WASHINGTON — President Donald Trump has taken control of the District of Columbia’s law enforcement and ordered National Guard troops to deploy onto the streets of the nation’s capital, arguing the extraordinary moves are in response to an urgent public safety crisis.
Even as district officials questioned the claims underlying his emergency declaration, the president promised a “historic action to rescue our nation’s capital from crime, bloodshed, bedlam and squalor and worse.” His rhetoric echoed that used by conservative politicians going back decades who have denounced American cities, especially those with majority non-white populations or led by progressive politicians, as lawless or crime-ridden and in need of outside intervention.
“This is liberation day in D.C., and we’re going to take our capital back,” Trump promised Monday.
Trump’s action echoes uncomfortable historical chapters
But for many residents, the prospect of federal troops surging into the district’s neighborhoods represents an alarming violation of local agency. To some, it echoes uncomfortable historical chapters when politicians used language to paint historically or predominantly Black cities and neighborhoods with racist narratives to shape public opinion and justify aggressive police action.
April Goggans, a longtime Washington resident and grassroots organizer, said she was not surprised by Trump’s actions. Communities had been preparing for a potential federal crackdown in the district since the summer of 2020, when Trump deployed National Guard troops during racial justice protests after the murder of George Floyd.
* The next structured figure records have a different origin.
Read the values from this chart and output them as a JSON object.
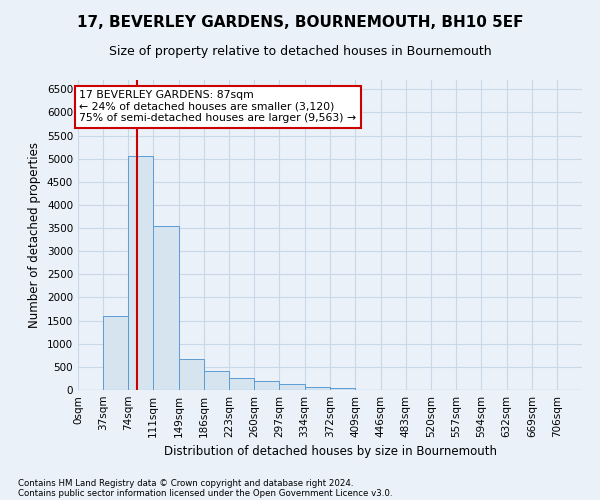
{
  "title": "17, BEVERLEY GARDENS, BOURNEMOUTH, BH10 5EF",
  "subtitle": "Size of property relative to detached houses in Bournemouth",
  "xlabel": "Distribution of detached houses by size in Bournemouth",
  "ylabel": "Number of detached properties",
  "footnote1": "Contains HM Land Registry data © Crown copyright and database right 2024.",
  "footnote2": "Contains public sector information licensed under the Open Government Licence v3.0.",
  "bar_edges": [
    0,
    37,
    74,
    111,
    149,
    186,
    223,
    260,
    297,
    334,
    372,
    409,
    446,
    483,
    520,
    557,
    594,
    632,
    669,
    706,
    743
  ],
  "bar_heights": [
    0,
    1600,
    5050,
    3550,
    680,
    420,
    250,
    190,
    130,
    60,
    50,
    0,
    0,
    0,
    0,
    0,
    0,
    0,
    0,
    0
  ],
  "bar_color": "#d6e4f0",
  "bar_edge_color": "#5b9bd5",
  "property_sqm": 87,
  "property_line_color": "#cc0000",
  "ylim": [
    0,
    6700
  ],
  "yticks": [
    0,
    500,
    1000,
    1500,
    2000,
    2500,
    3000,
    3500,
    4000,
    4500,
    5000,
    5500,
    6000,
    6500
  ],
  "annotation_line1": "17 BEVERLEY GARDENS: 87sqm",
  "annotation_line2": "← 24% of detached houses are smaller (3,120)",
  "annotation_line3": "75% of semi-detached houses are larger (9,563) →",
  "annotation_box_color": "#ffffff",
  "annotation_box_edge": "#cc0000",
  "bg_color": "#eaf1f8",
  "plot_bg_color": "#eaf1f8",
  "grid_color": "#c8d8e8",
  "tick_label_fontsize": 7.5,
  "title_fontsize": 11,
  "subtitle_fontsize": 9
}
“We have to be vigilant,” said Goggans, who has coordinated protests and local civil liberties educational campaigns for nearly a decade. She worries about what a surge in law enforcement could mean for residents’ freedoms.
“Regardless of where you fall on the political scale, understand that this could be you, your children, your grandmother, your co-worker who are brutalized or have certain rights violated,” she said.
Uncertainty about what’s a safe environment raises alarms
According to White House officials, National Guard troops will be deployed to protect federal assets in the district and facilitate a safe environment for law enforcement to make arrests. The administration believes the highly visible presence of law enforcement will deter violent crime.
It is unclear how the administration defines providing a safe environment for law enforcement to conduct arrests, raising alarm bells for some local advocates.
“The president foreshadowed that if these heavy-handed tactics take root here, they will be rolled out to other majority-Black and Brown cities, like Chicago, Oakland and Baltimore, across the country,” said Monica Hopkins, executive director of the American Civil Liberties Union’s D.C. chapter.